Because of teacher collaboration sessions Wednesdays and Thursdays this academic school year, the Independence School District was looking for a way to keep student-athletes occupied and informed for the 45-minute period between the end of school and the start of their respective practice sessions.
The dilemma presented a challenge, and the challenge was answered by the Athletic Excellence Series, where a series of guest speakers visit Truman, Chrisman and Van Horn high schools, talking about hot button topics that will keep the students entertained and informed.
The series will take place each Wednesday during the school year with a study hall session providing extra study time on Thursdays.
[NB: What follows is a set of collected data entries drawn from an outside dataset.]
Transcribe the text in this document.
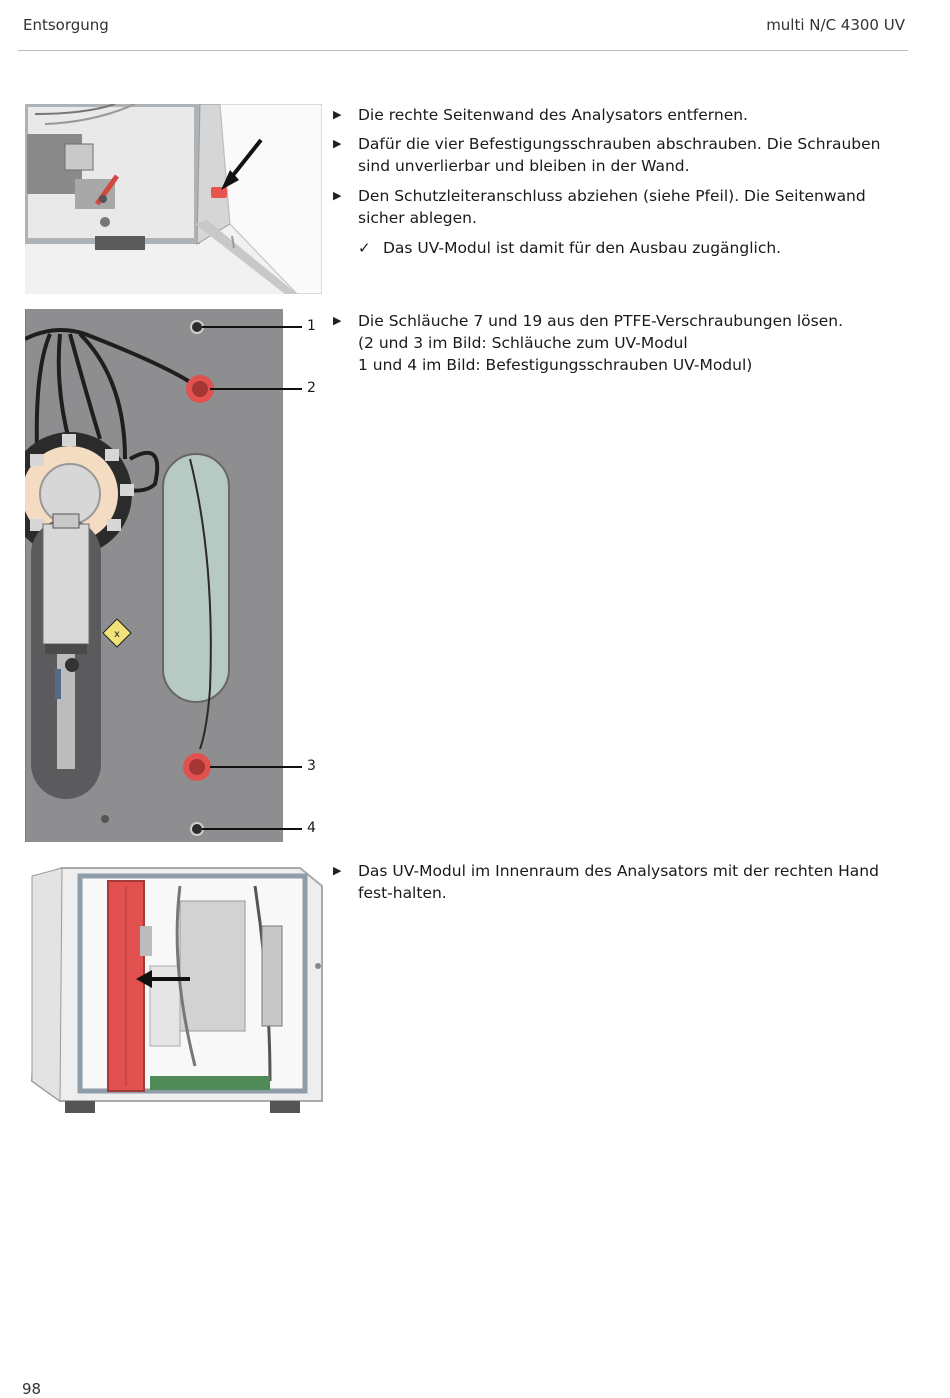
Entsorgung	multi N/C 4300 UV
x
1
2
3
4
▶ Die rechte Seitenwand des Analysators entfernen.
▶ Dafür die vier Befestigungsschrauben abschrauben. Die Schrauben sind unverlierbar und bleiben in der Wand.
▶ Den Schutzleiteranschluss abziehen (siehe Pfeil). Die Seitenwand sicher ablegen.
✓ Das UV-Modul ist damit für den Ausbau zugänglich.
▶ Die Schläuche 7 und 19 aus den PTFE-Verschraubungen lösen.
(2 und 3 im Bild: Schläuche zum UV-Modul
1 und 4 im Bild: Befestigungsschrauben UV-Modul)
▶ Das UV-Modul im Innenraum des Analysators mit der rechten Hand fest-halten.
98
UMKC men’s basketball coach Kareem Richardson visited Truman Wednesday afternoon and brought a message of hope to a rapt audience.
He talked about the rage he felt when his parents went through a divorce when he was just 12 years old. He stressed the importance of academics and responsibility when it comes to the ever-growing social media scene.
And he answered students’ questions with the same passion that made his 45-minute presentation so special.
“This is a special series for our students and we are so lucky to have a guest like Coach Richardson,” said Dale Herl, superintendent of the Independence School District who was on hand for Richardson’s presentation. “We believe it’s important to keep our students informed. The guest speakers who will be a part of this series have a lot to offer.”
Truman activities director Eric Holm backed Herl’s comments, adding, “It’s a great program and a great opportunity for our athletes – and other interested students – to hear from some special guest speakers.”
Along with the speakers, students are treated to a post-school snack of milk, a variety of grain products and peanut butter cups.
Richardson spoke from the heart as he talked about his career path, going from the rage of a broken home to being a much sought after assistant coach at Louisville that led to his role as a Division I head coach at UMKC.
“My mother and father divorced when I was 12 – I remember it like it was yesterday – and I was filled with rage,” said Richardson, who was an assistant coach under Rick Pitino on Louisville’s 2012-13 national championship team.
“I came home from school and all my dad’s stuff was gone. I was so PO’d. I was cold to my mom and didn’t speak to my dad for 20 years. But I found a way to turn that into a positive. My grades were slipping and I knew I had to pick them up so my mom – who was working two jobs – would not have to pay for my college.”
From the seventh grade through graduation he earned a 4.7 GPA on a 5.0 scale, earned a scholarship to East Carolina University and later transferred to Evansville, where he became the Purple Aces’ top point guard.
“I enjoy coming to a school like Truman and visiting with the students,” said Richardson, who was greeted by a young man following his talk, who wanted to thank the coach for his visit. “See, something like that makes it all worthwhile to me.
“I know I can’t reach every student out there, but if I reach just one, I feel like I’m giving back to my community.”